Assim, embora o prefixo “a” empregado livremente por Diniz tenha seu lugar intuitivo de ser, creio que o esquema ambicionado pelo treinador seja, de fato, posicional, e não aposicional.
Nas aspas referidas, ele mesmo fala que “há trocas de posição”, o que é muito diferente de não ter posição alguma.
Em nome da versatilidade exigida pelas situações de jogo, Diniz deseja, no limite, que qualquer jogador mude de função conforme a posição assumida tempestivamente no campo.
Se a situação demandar, um zagueiro pode ter que atuar temporariamente como goleiro ou atacante, enquanto um atacante pode cumprir a função de volante.
Veja que isso não deve ser confundido com um (outro) problema de posições fixas no desenho tático. Estamos falando aqui da mera alternância de um mesmo jogador entre diferentes posições, de forma análoga ao que fora proposto originalmente por Rinus Michels através de sua Laranja Mecânica.
No ambiente de Bolsa, também devemos ficar particularmente atentos aos valores cambiantes da lógica posicional.
O setor elétrico, que sempre foi visto como tradicionalmente defensivo, de repente perdeu suas habilidades de desarme mediante a implementação da MP 579, durante o Governo Dilma.
Hoje, quem investe em Eletrobras (ELET3) a vê muito mais como meia de armação do que como zagueira.
Embraer (EMBR3), que em certo sentido era encarada como uma lateral direita que não podia ultrapassar o meio campo, conseguiu se destacar como a principal ponta de lança da bolsa brasileira desde o início da temporada 2024.

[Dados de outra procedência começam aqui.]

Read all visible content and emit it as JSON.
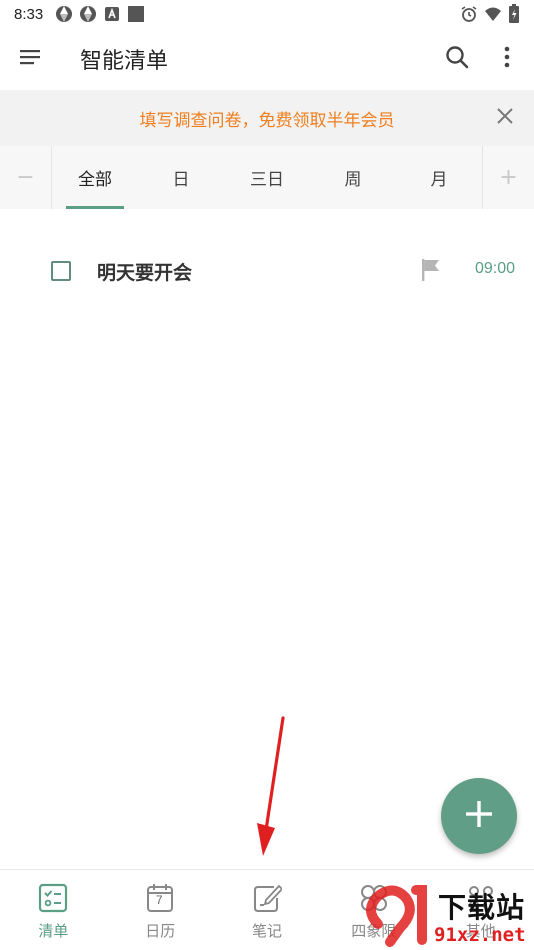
{
  "status_bar": {
    "time": "8:33",
    "left_icons": [
      "shutter-icon",
      "shutter-icon",
      "app-a-icon",
      "square-icon"
    ],
    "right_icons": [
      "alarm-icon",
      "wifi-icon",
      "battery-icon"
    ]
  },
  "app_bar": {
    "title": "智能清单",
    "icons": [
      "menu-icon",
      "search-icon",
      "more-vert-icon"
    ]
  },
  "banner": {
    "text": "填写调查问卷，免费领取半年会员",
    "color": "#f07e1e"
  },
  "tabs": {
    "left_control": "−",
    "right_control": "+",
    "items": [
      {
        "label": "全部",
        "active": true
      },
      {
        "label": "日",
        "active": false
      },
      {
        "label": "三日",
        "active": false
      },
      {
        "label": "周",
        "active": false
      },
      {
        "label": "月",
        "active": false
      }
    ]
  },
  "tasks": [
    {
      "title": "明天要开会",
      "time": "09:00",
      "completed": false,
      "flag_icon": "flag-icon"
    }
  ],
  "fab": {
    "icon": "plus-icon",
    "color": "#609e87"
  },
  "bottom_nav": {
    "items": [
      {
        "label": "清单",
        "icon": "checklist-icon",
        "active": true
      },
      {
        "label": "日历",
        "icon": "calendar-icon",
        "active": false,
        "calendar_day": "7"
      },
      {
        "label": "笔记",
        "icon": "note-edit-icon",
        "active": false
      },
      {
        "label": "四象限",
        "icon": "quadrant-icon",
        "active": false
      },
      {
        "label": "其他",
        "icon": "other-icon",
        "active": false
      }
    ]
  },
  "watermark": {
    "text": "下载站",
    "url": "91xz.net"
  },
  "colors": {
    "accent": "#5a9e84",
    "banner_bg": "#f2f2f2",
    "tab_bg": "#f7f7f7",
    "annotation_arrow": "#e02020"
  }
}
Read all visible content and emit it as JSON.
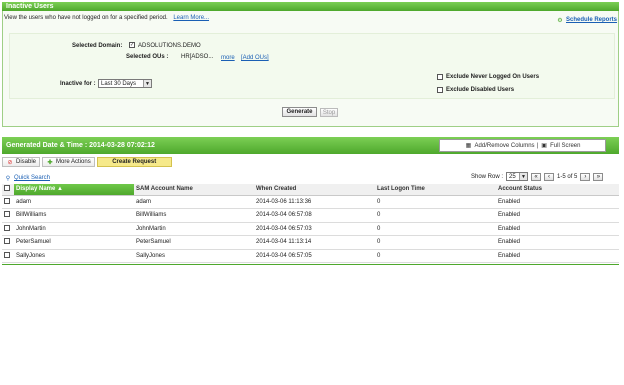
{
  "header": {
    "title": "Inactive Users",
    "description": "View the users who have not logged on for a specified period.",
    "learn_more": "Learn More...",
    "schedule_reports": "Schedule Reports"
  },
  "form": {
    "domain_label": "Selected Domain:",
    "domain_value": "ADSOLUTIONS.DEMO",
    "ous_label": "Selected OUs :",
    "ous_value": "HR[ADSO...",
    "more_link": "more",
    "add_ous_link": "[Add OUs]",
    "inactive_label": "Inactive for :",
    "inactive_value": "Last 30 Days",
    "exclude_never_label": "Exclude Never Logged On Users",
    "exclude_disabled_label": "Exclude Disabled Users",
    "generate_label": "Generate",
    "stop_label": "Stop"
  },
  "results": {
    "generated_label": "Generated Date & Time : 2014-03-28 07:02:12",
    "add_remove_columns": "Add/Remove Columns",
    "separator": "|",
    "full_screen": "Full Screen",
    "disable_label": "Disable",
    "more_actions_label": "More Actions",
    "create_request_label": "Create Request",
    "quick_search": "Quick Search",
    "show_row_label": "Show Row :",
    "show_row_value": "25",
    "page_range": "1-5 of 5",
    "columns": [
      "Display Name",
      "SAM Account Name",
      "When Created",
      "Last Logon Time",
      "Account Status"
    ],
    "rows": [
      [
        "adam",
        "adam",
        "2014-03-06 11:13:36",
        "0",
        "Enabled"
      ],
      [
        "BillWilliams",
        "BillWilliams",
        "2014-03-04 06:57:08",
        "0",
        "Enabled"
      ],
      [
        "JohnMartin",
        "JohnMartin",
        "2014-03-04 06:57:03",
        "0",
        "Enabled"
      ],
      [
        "PeterSamuel",
        "PeterSamuel",
        "2014-03-04 11:13:14",
        "0",
        "Enabled"
      ],
      [
        "SallyJones",
        "SallyJones",
        "2014-03-04 06:57:05",
        "0",
        "Enabled"
      ]
    ]
  },
  "colors": {
    "accent_green": "#4ea82c",
    "link_blue": "#1a5fb4",
    "create_request_bg": "#f6e98a"
  }
}
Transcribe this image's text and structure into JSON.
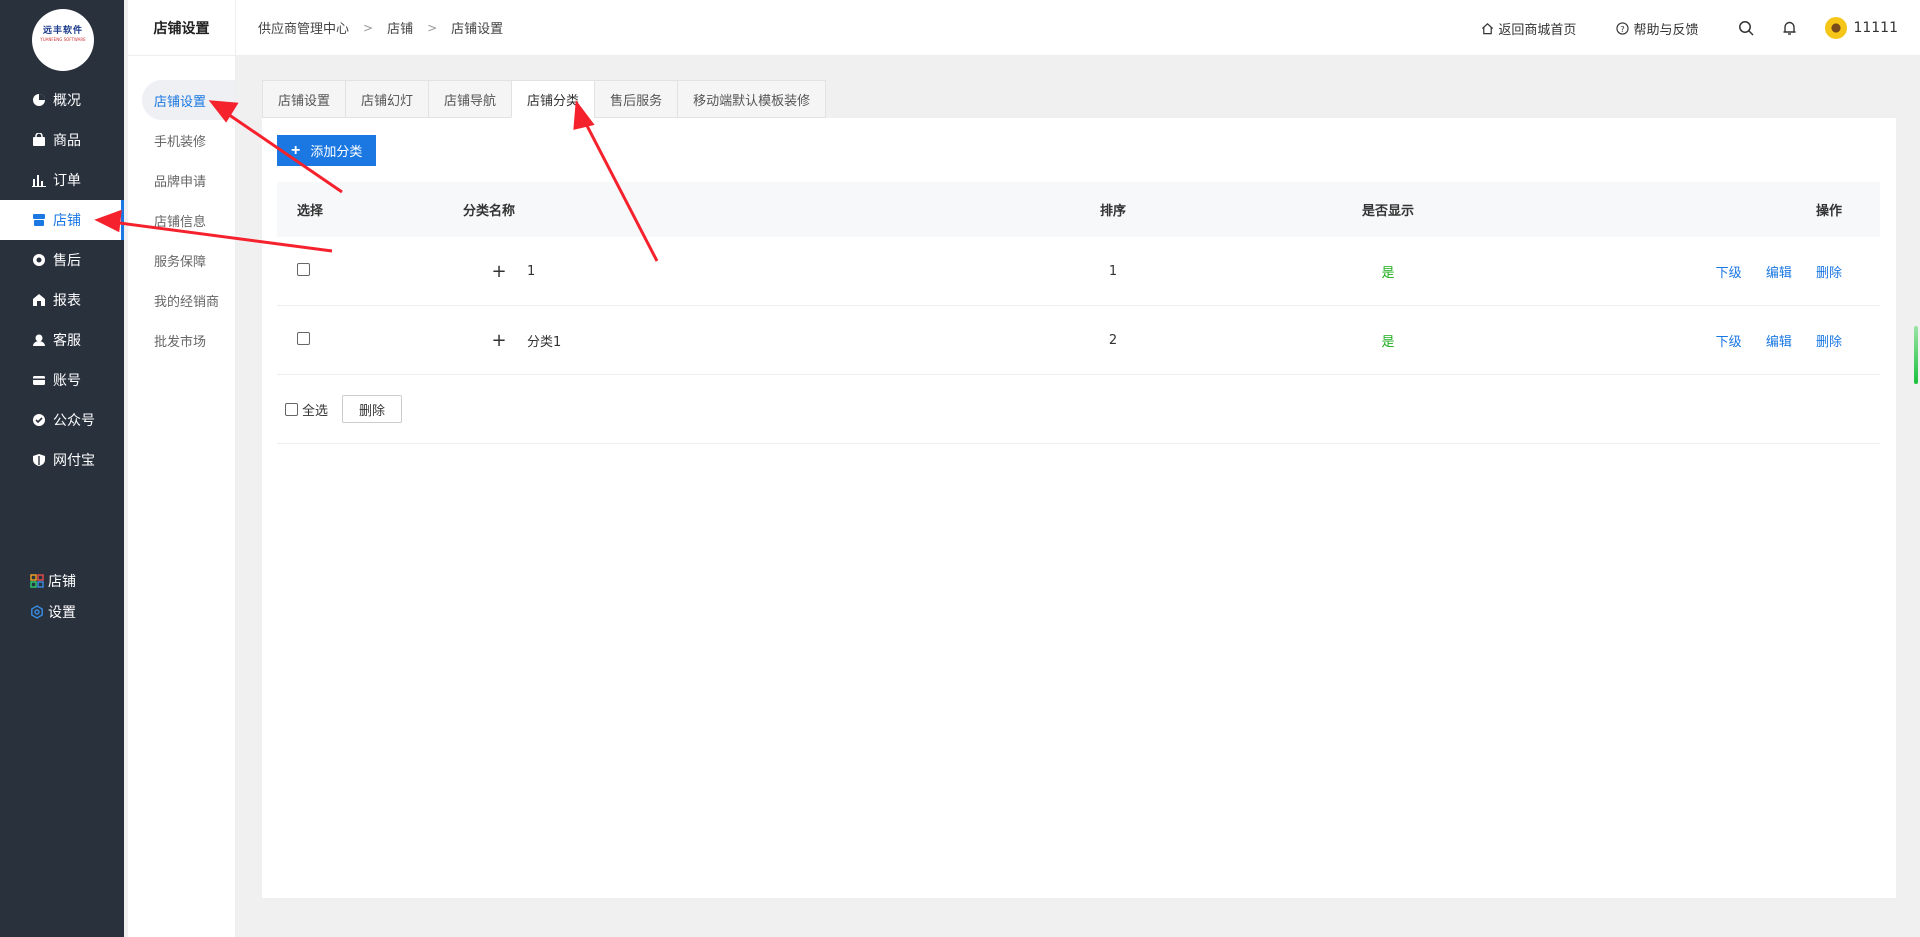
{
  "logo": {
    "text": "远丰软件",
    "sub": "YUANFENG SOFTWARE"
  },
  "nav": {
    "items": [
      {
        "label": "概况",
        "icon": "pie-chart-icon"
      },
      {
        "label": "商品",
        "icon": "bag-icon"
      },
      {
        "label": "订单",
        "icon": "bar-chart-icon"
      },
      {
        "label": "店铺",
        "icon": "store-icon",
        "active": true
      },
      {
        "label": "售后",
        "icon": "service-icon"
      },
      {
        "label": "报表",
        "icon": "report-icon"
      },
      {
        "label": "客服",
        "icon": "headset-icon"
      },
      {
        "label": "账号",
        "icon": "card-icon"
      },
      {
        "label": "公众号",
        "icon": "badge-check-icon"
      },
      {
        "label": "网付宝",
        "icon": "shield-icon"
      }
    ],
    "bottom": [
      {
        "label": "店铺",
        "icon": "apps-grid-icon"
      },
      {
        "label": "设置",
        "icon": "hexagon-gear-icon"
      }
    ]
  },
  "subnav": {
    "title": "店铺设置",
    "items": [
      "店铺设置",
      "手机装修",
      "品牌申请",
      "店铺信息",
      "服务保障",
      "我的经销商",
      "批发市场"
    ]
  },
  "header": {
    "breadcrumb": [
      "供应商管理中心",
      "店铺",
      "店铺设置"
    ],
    "home_link": "返回商城首页",
    "help_link": "帮助与反馈",
    "username": "11111"
  },
  "tabs": [
    "店铺设置",
    "店铺幻灯",
    "店铺导航",
    "店铺分类",
    "售后服务",
    "移动端默认模板装修"
  ],
  "add_button": "添加分类",
  "table": {
    "headers": {
      "select": "选择",
      "name": "分类名称",
      "sort": "排序",
      "show": "是否显示",
      "ops": "操作"
    },
    "rows": [
      {
        "name": "1",
        "sort": "1",
        "show": "是"
      },
      {
        "name": "分类1",
        "sort": "2",
        "show": "是"
      }
    ],
    "op_labels": {
      "child": "下级",
      "edit": "编辑",
      "delete": "删除"
    },
    "expand_symbol": "+"
  },
  "footer": {
    "select_all": "全选",
    "delete": "删除"
  },
  "colors": {
    "accent": "#1b78e3",
    "sidebar": "#29313d",
    "green": "#1aad19",
    "arrow": "#f5222d"
  }
}
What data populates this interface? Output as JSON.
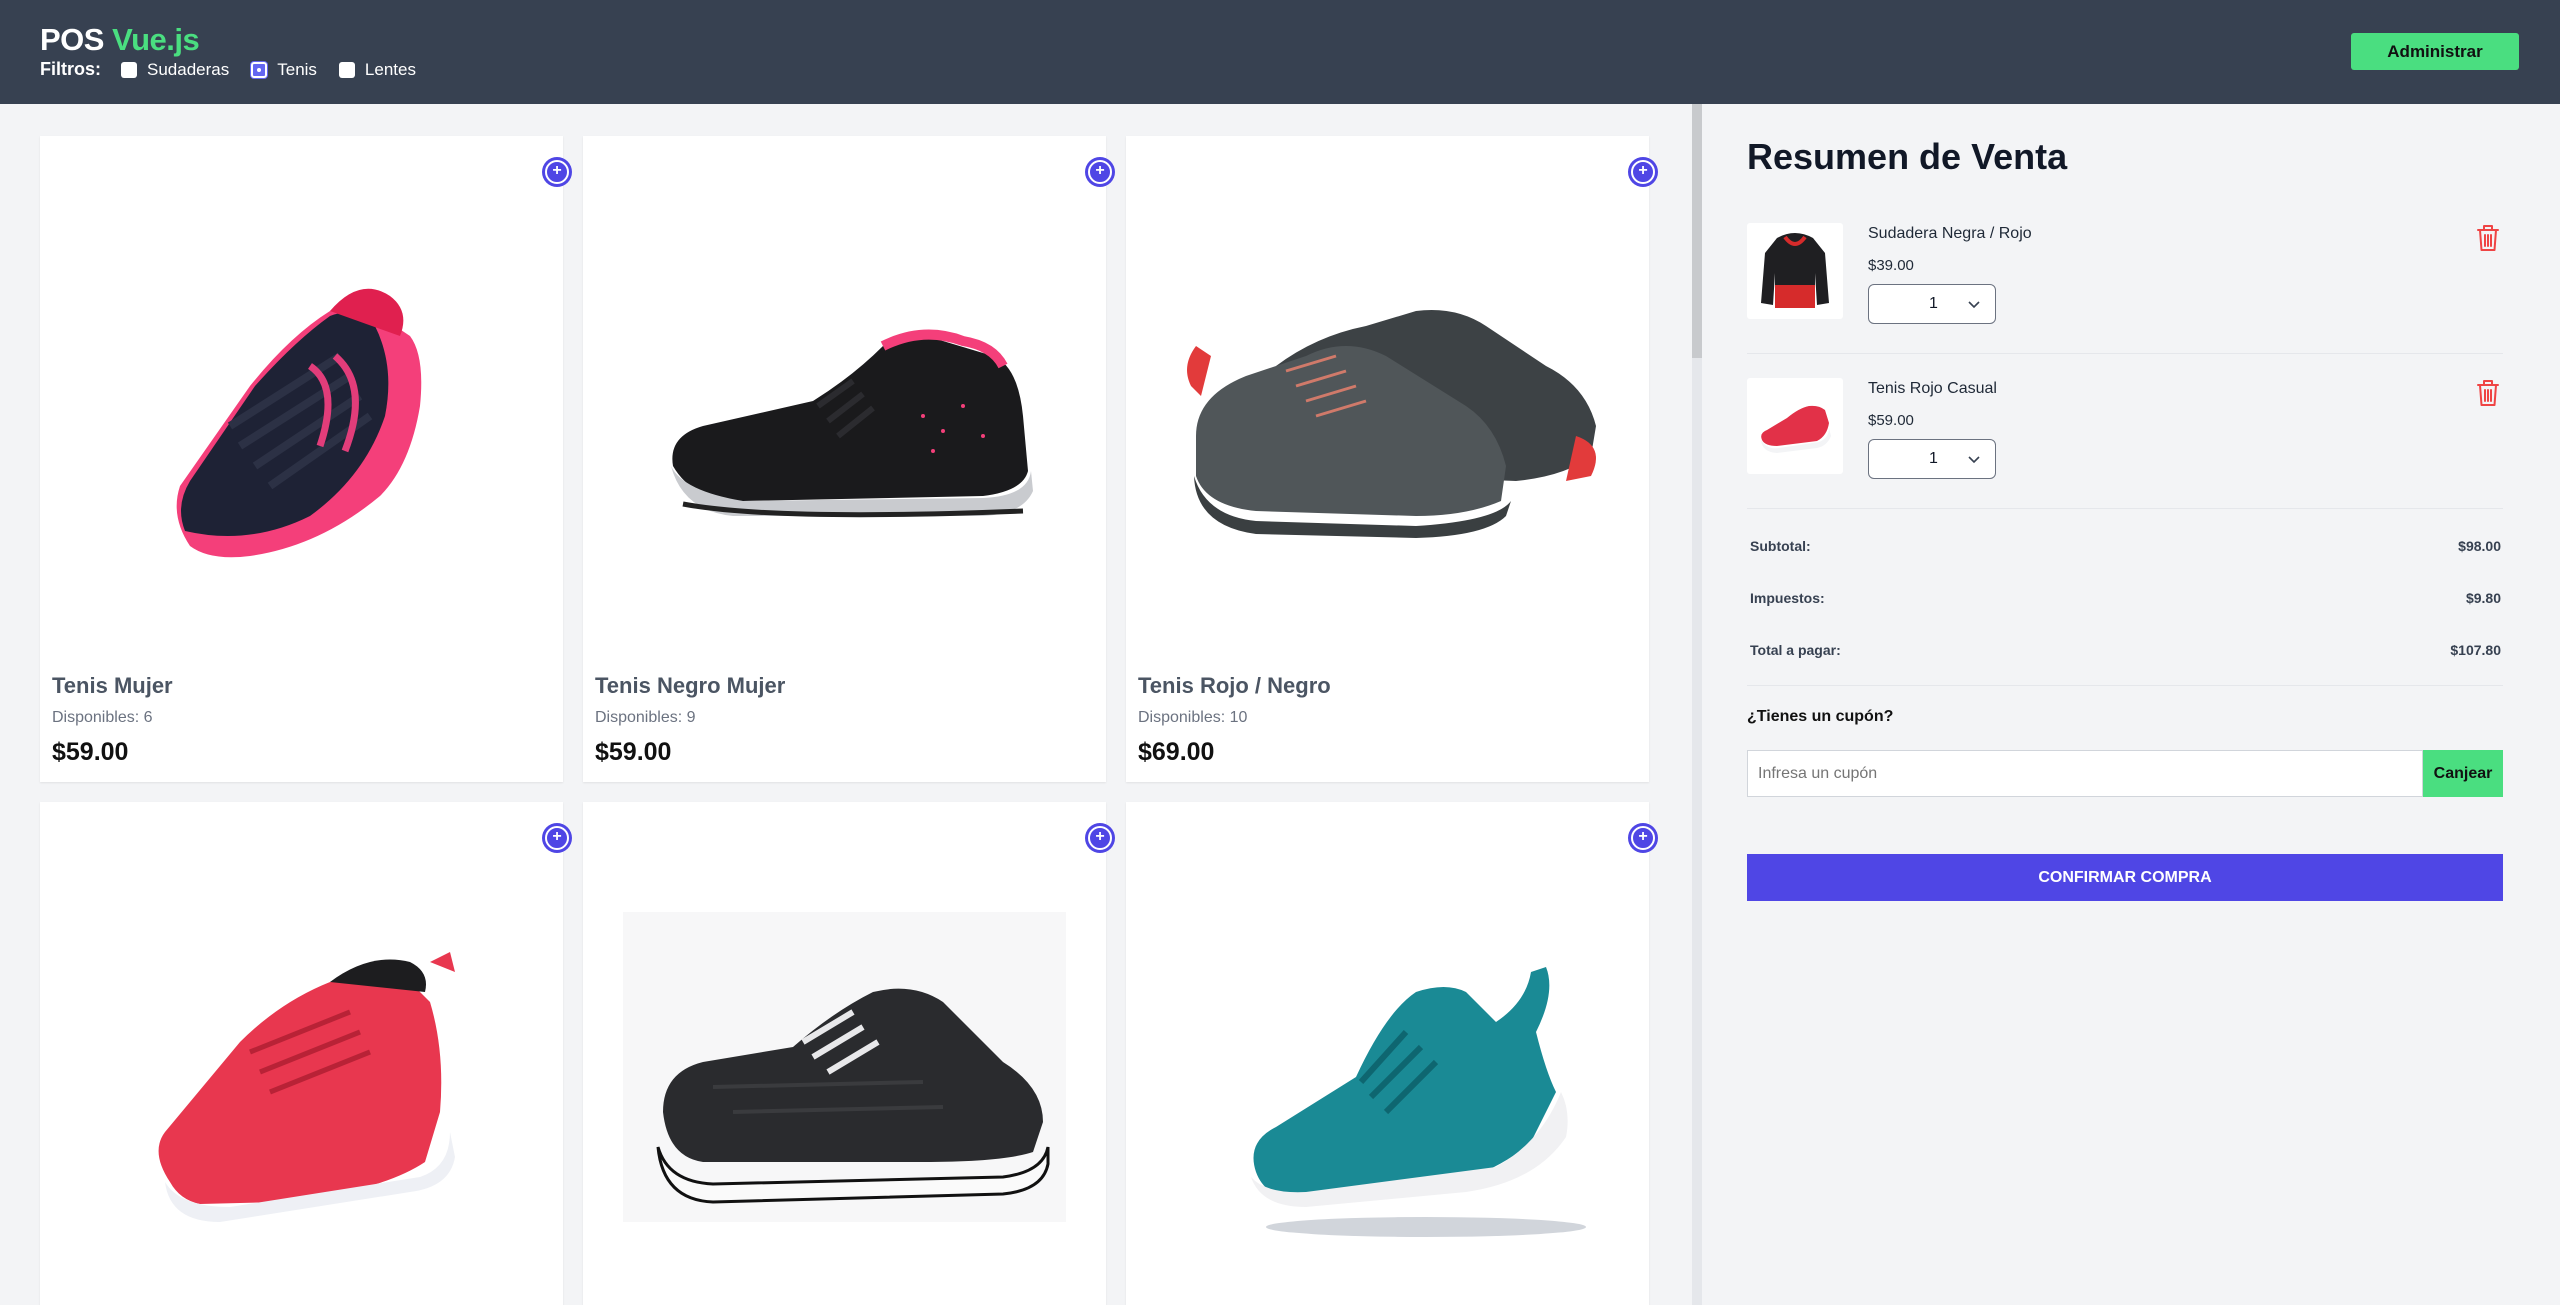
{
  "header": {
    "brand_main": "POS ",
    "brand_accent": "Vue.js",
    "filters_label": "Filtros:",
    "filters": [
      {
        "label": "Sudaderas",
        "checked": false
      },
      {
        "label": "Tenis",
        "checked": true
      },
      {
        "label": "Lentes",
        "checked": false
      }
    ],
    "admin_button": "Administrar"
  },
  "products": [
    {
      "name": "Tenis Mujer",
      "stock": "Disponibles: 6",
      "price": "$59.00",
      "image": "navy-pink-sneaker"
    },
    {
      "name": "Tenis Negro Mujer",
      "stock": "Disponibles: 9",
      "price": "$59.00",
      "image": "black-pink-sneaker"
    },
    {
      "name": "Tenis Rojo / Negro",
      "stock": "Disponibles: 10",
      "price": "$69.00",
      "image": "grey-red-sneakers"
    },
    {
      "name": "",
      "stock": "",
      "price": "",
      "image": "red-sneaker"
    },
    {
      "name": "",
      "stock": "",
      "price": "",
      "image": "black-white-sneaker"
    },
    {
      "name": "",
      "stock": "",
      "price": "",
      "image": "teal-sneaker"
    }
  ],
  "summary": {
    "title": "Resumen de Venta",
    "items": [
      {
        "name": "Sudadera Negra / Rojo",
        "price": "$39.00",
        "quantity": "1",
        "image": "black-red-hoodie"
      },
      {
        "name": "Tenis Rojo Casual",
        "price": "$59.00",
        "quantity": "1",
        "image": "red-sneaker"
      }
    ],
    "subtotal_label": "Subtotal:",
    "subtotal": "$98.00",
    "tax_label": "Impuestos:",
    "tax": "$9.80",
    "total_label": "Total a pagar:",
    "total": "$107.80",
    "coupon_question": "¿Tienes un cupón?",
    "coupon_placeholder": "Infresa un cupón",
    "coupon_button": "Canjear",
    "confirm_button": "CONFIRMAR COMPRA"
  },
  "colors": {
    "header_bg": "#374151",
    "accent_green": "#4ade80",
    "primary_indigo": "#4f46e5",
    "delete_red": "#ef4444"
  }
}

Por outro lado, a artilheira Cosan (CSAN3), uma espécie de Berkshire tupiniquim, acabou atrapalhada por um problema de sobrepeso das dívidas no balanço. E WEG (WEGE3) terá que reinventar seu papel em campo à medida que envelhece, e mediante a marcação cerrada da Trumponomics.
Flaco López e Vitor Roque jamais poderiam atuar juntos, assim como Cury (CURY3) e Direcional (DIRR3)…
Os rótulos frequentemente nos ajudam a pensar mais rápido, e ocasionalmente nos impedem de enxergar que algo importante mudou de lugar.